Edgar n’est plus dans la 207 bleue. Il est dans la tête des gens. Non. Il est les gens. Il est cette mère éplorée, qui hurle à s’en déchirer les cordes vocales en apprenant la mort de son mari et de ses deux enfants, carbonisés dans l’accident après avoir percuté de plein fouet la remorque d’essence. Il est ce jeune garçon, les articulations des doigts blanchies à force de serrer sa peluche, en comprenant qu’il ne reverra jamais sa mère, encastrée vive dans la remorque en flammes. Il est ce jeune père de famille, miraculeusement rescapé du carnage, apprenant sur son lit d’hôpital que sa femme est morte sur le coup et que son bébé, arraché au siège enfant fixé à l’arrière, a traversé la fenêtre et ricoché à plusieurs reprises sur l’asphalte de l’autoroute. Il est ce motard, jeté au sol le long de la bande d’arrêt d’urgence, qui apprend en ouvrant les yeux qu’il ne remarchera plus jamais.
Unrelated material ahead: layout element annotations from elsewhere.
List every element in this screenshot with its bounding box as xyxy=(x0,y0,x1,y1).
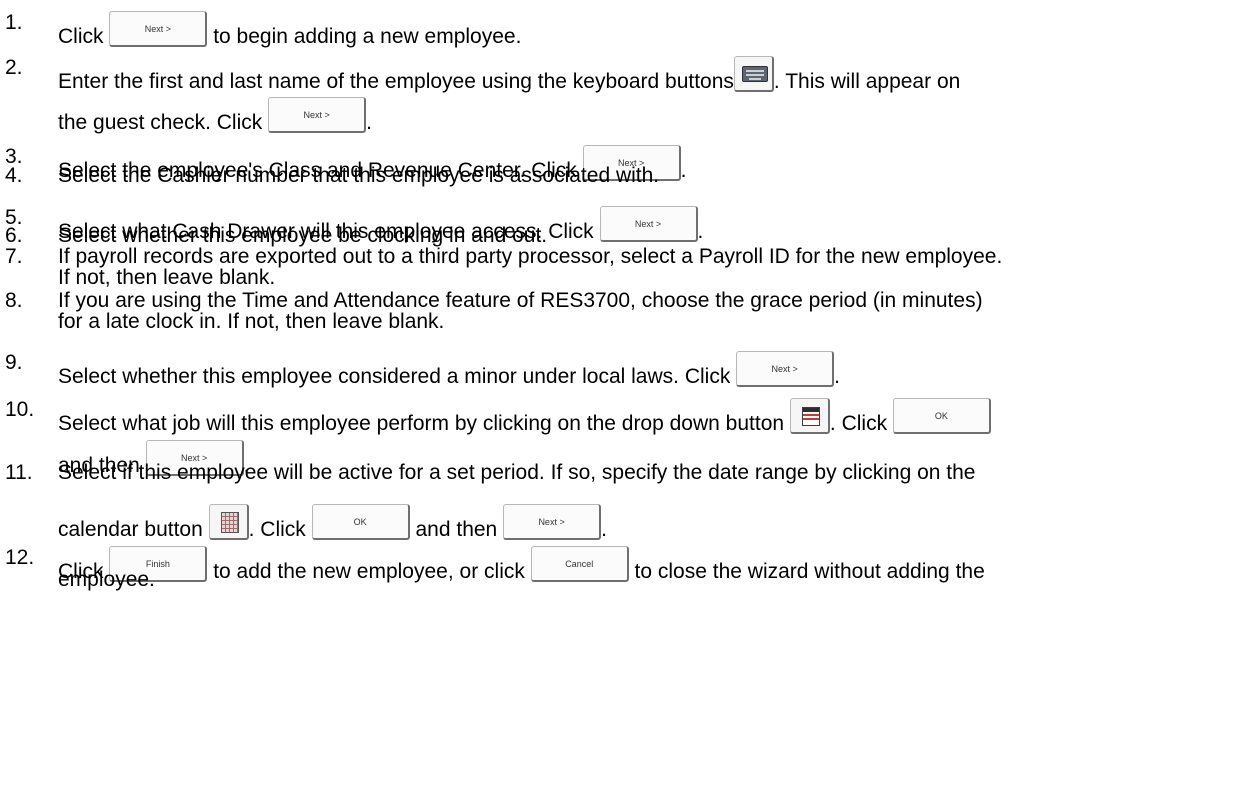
ok-button[interactable]: OK xyxy=(311,504,410,540)
next-button[interactable]: Next > xyxy=(736,351,835,387)
calendar-button[interactable] xyxy=(208,504,249,540)
calendar-icon xyxy=(220,512,239,533)
next-button[interactable]: Next > xyxy=(599,206,698,242)
next-button[interactable]: Next > xyxy=(109,11,208,47)
ok-button[interactable]: OK xyxy=(892,398,991,434)
next-button[interactable]: Next > xyxy=(268,97,367,133)
next-button[interactable]: Next > xyxy=(503,504,602,540)
cancel-button[interactable]: Cancel xyxy=(530,546,629,582)
keyboard-button[interactable] xyxy=(733,56,774,92)
document-page: { "buttons": { "next": "Next >", "ok": "… xyxy=(0,0,1258,792)
keyboard-icon xyxy=(741,66,768,82)
dropdown-list-icon xyxy=(801,407,820,426)
dropdown-button[interactable] xyxy=(789,398,830,434)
Il perd le fil, noyé dans un torrent de souffrance, défilant dans la peau des dizaines, puis des centaines de personnes concernées par l’accident. Victimes, famille, amis, proches, leur douleur se mêle en un magma insupportable, sans visage et sans nom. La douleur est intolérable, interminable. Il ne peut rien faire, il ne peut pas fermer les yeux, il ne peut pas tourner la tête ni se boucher les oreilles. Il doit supporter chacun de leurs cris, verser chacune de leurs larmes. Il s’ouvre les veines, comme cette jeune fille partie en colonie de vacances qui a tout perdu à son retour. Il se laisse mourir, comme ce grand-père agonisant qui ne luttait plus que pour voir naître son petit-fils, qui ne naîtra jamais, incinéré dans le ventre de sa jeune mère brûlée vive.
Il prie pour perdre conscience, pour que tout s’arrête, pour qu’il puisse mourir lui aussi. Mais personne ne répond à ses prières. Et ça ne s’arrête pas.
Edgar est au volant de sa voiture. Sa chemise colle à son dos ruisselant de sueur. Ses mains sont tétanisées sur le volant, des crampes lui tordent les bras. Sa bouche est pleine de sang, il a dû se mordre la langue pendant qu’il hurlait. Il baisse les yeux, et s’aperçoit qu’il s’est pissé dessus.
Relevant la tête, il distingue la 207 bleue tourner au coin de la rue. Il démarre et la rattrape rapidement, les jambes encore tremblantes. Il n’a pas le choix. Il n’y a qu’une seule chose à faire. Il doit empêcher ça.
Il attrape son pistolet, se place derrière la voiture et attend une occasion de la doubler. Puis, se ravisant dans un éclair de lucidité, il range son arme de service.
Edgar met son clignotant et double la Peugeot. Il ralentit à sa hauteur et, saisissant l’arme confisquée à Théo, la pointe vers le conducteur.